En el camino también tocó con Fito Pinzone, con quien fue al PreCosquín y formó la banda de covers TDK.
Andrés siempre trató de que la música fuera un trabajo. “Siempre tratando de ponerle valor a lo que hago. Es fundamental, porque cada vez que subís al escenario estás poniendo una fortuna en instrumentos, equipos, cuerdas… Entonces tiene que tener un valor económico, sí o sí”, precisó.
Precisamente esa aspiración de convertir la música en una profesión llevó a Andrés hace muchos años a tocar en el Club Boca y a acompañar con el bajo a una orquesta típica.
De allí surgió 20 años después la posibilidad de hacer tango, invitado para integrar el Sexteto 2×4 y con la posibilidad de volver a tocar junto a Mario Marrone, bandoneonista que había acompañado en el Boca.
Hoy, Andrés toca en el sexteto y también es el bajista desde hace al menos tres años de Tachame la doble, una banda integrada por reconocidos médicos locales dedicada a hacer covers de temas clásicos del rock nacional.
Hoy, la diversidad de géneros sólo parece incentivar sus deseos de seguir aprendiendo. “Me gustaría tener más tiempo para estudiar”, afirmó.

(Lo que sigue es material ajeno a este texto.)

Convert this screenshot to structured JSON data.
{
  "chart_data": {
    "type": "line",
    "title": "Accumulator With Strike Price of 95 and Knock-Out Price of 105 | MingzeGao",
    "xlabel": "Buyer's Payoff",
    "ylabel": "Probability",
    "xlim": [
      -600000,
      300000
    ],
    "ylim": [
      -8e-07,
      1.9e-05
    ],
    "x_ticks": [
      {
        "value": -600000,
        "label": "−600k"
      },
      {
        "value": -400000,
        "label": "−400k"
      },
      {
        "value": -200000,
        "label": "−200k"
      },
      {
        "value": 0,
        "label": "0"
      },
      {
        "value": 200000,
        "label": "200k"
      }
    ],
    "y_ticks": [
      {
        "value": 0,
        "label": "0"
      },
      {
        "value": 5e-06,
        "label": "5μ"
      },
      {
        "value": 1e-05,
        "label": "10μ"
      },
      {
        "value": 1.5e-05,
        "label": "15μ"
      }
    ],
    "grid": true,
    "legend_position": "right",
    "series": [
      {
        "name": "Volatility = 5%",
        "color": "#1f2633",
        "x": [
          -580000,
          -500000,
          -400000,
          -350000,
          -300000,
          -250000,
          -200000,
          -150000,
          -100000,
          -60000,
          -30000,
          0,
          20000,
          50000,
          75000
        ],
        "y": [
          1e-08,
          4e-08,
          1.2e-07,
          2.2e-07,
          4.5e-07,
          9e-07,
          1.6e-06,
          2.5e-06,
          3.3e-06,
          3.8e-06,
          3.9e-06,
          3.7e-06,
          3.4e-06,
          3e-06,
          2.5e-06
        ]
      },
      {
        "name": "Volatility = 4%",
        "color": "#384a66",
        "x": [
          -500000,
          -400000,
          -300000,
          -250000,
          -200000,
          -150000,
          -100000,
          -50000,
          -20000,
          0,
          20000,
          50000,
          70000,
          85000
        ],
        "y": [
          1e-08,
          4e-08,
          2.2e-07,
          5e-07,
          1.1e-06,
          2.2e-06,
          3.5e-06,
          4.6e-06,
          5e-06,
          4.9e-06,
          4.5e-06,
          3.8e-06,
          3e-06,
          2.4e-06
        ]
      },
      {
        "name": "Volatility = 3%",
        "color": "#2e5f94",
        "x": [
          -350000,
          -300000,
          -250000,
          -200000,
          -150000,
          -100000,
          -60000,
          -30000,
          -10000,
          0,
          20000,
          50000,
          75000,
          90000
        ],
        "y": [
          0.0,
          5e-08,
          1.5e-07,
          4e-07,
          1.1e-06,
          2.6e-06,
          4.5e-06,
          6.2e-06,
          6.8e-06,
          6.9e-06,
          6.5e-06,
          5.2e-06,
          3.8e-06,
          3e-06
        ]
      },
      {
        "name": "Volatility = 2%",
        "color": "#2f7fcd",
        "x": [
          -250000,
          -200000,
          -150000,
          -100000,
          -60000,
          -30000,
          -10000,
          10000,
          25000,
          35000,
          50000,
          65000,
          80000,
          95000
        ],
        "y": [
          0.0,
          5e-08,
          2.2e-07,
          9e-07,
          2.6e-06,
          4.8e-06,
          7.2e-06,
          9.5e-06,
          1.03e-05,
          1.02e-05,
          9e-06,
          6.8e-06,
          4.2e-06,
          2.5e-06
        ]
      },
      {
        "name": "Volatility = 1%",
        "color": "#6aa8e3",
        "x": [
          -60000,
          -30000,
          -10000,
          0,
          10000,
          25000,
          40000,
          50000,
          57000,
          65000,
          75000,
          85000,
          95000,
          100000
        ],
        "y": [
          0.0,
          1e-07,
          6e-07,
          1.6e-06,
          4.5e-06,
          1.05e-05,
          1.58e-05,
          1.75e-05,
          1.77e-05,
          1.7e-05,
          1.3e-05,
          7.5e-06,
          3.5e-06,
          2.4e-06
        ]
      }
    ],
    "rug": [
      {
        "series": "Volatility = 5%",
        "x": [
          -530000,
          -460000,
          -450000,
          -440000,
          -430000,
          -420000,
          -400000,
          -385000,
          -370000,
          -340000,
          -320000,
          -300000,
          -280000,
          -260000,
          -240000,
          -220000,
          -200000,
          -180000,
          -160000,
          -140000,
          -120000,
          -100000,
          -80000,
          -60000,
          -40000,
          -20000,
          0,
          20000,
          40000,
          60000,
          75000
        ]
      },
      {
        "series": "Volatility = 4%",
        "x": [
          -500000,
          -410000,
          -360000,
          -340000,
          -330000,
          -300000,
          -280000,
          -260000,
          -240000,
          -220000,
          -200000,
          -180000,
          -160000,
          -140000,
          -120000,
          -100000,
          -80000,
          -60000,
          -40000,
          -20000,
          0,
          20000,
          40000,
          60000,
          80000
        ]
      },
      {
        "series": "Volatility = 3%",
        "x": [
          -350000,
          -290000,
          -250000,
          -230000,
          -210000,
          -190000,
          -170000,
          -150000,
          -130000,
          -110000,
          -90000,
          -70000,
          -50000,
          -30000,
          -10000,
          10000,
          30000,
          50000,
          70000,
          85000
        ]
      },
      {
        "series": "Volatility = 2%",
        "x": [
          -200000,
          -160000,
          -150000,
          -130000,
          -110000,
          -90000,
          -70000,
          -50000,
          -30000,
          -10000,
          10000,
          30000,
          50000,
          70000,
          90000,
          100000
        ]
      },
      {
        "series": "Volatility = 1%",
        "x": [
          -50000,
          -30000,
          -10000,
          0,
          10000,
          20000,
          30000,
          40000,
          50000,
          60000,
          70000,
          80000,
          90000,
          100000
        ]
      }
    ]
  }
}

Y asegura que a pesar de los años que lleva dedicado a la música, todavía le queda “muchísimo por aprender. No debo saber ni el uno por ciento de lo que hay para aprender”.
Perfil
Andrés Varela nació el 5 de febrero de 1965.
Con su esposa Alejandra Karagiannis tiene cuatro hijos: Macarena, Julia, Lautaro y Lisandro.
Es hincha de River y una de sus aspiraciones es “seguir creciendo” como músico.
También se dedicó a la docencia. Enseñaba guitarra, bajo y teclado. “Lo único que le exigía al alumno eran ganas”, explicó.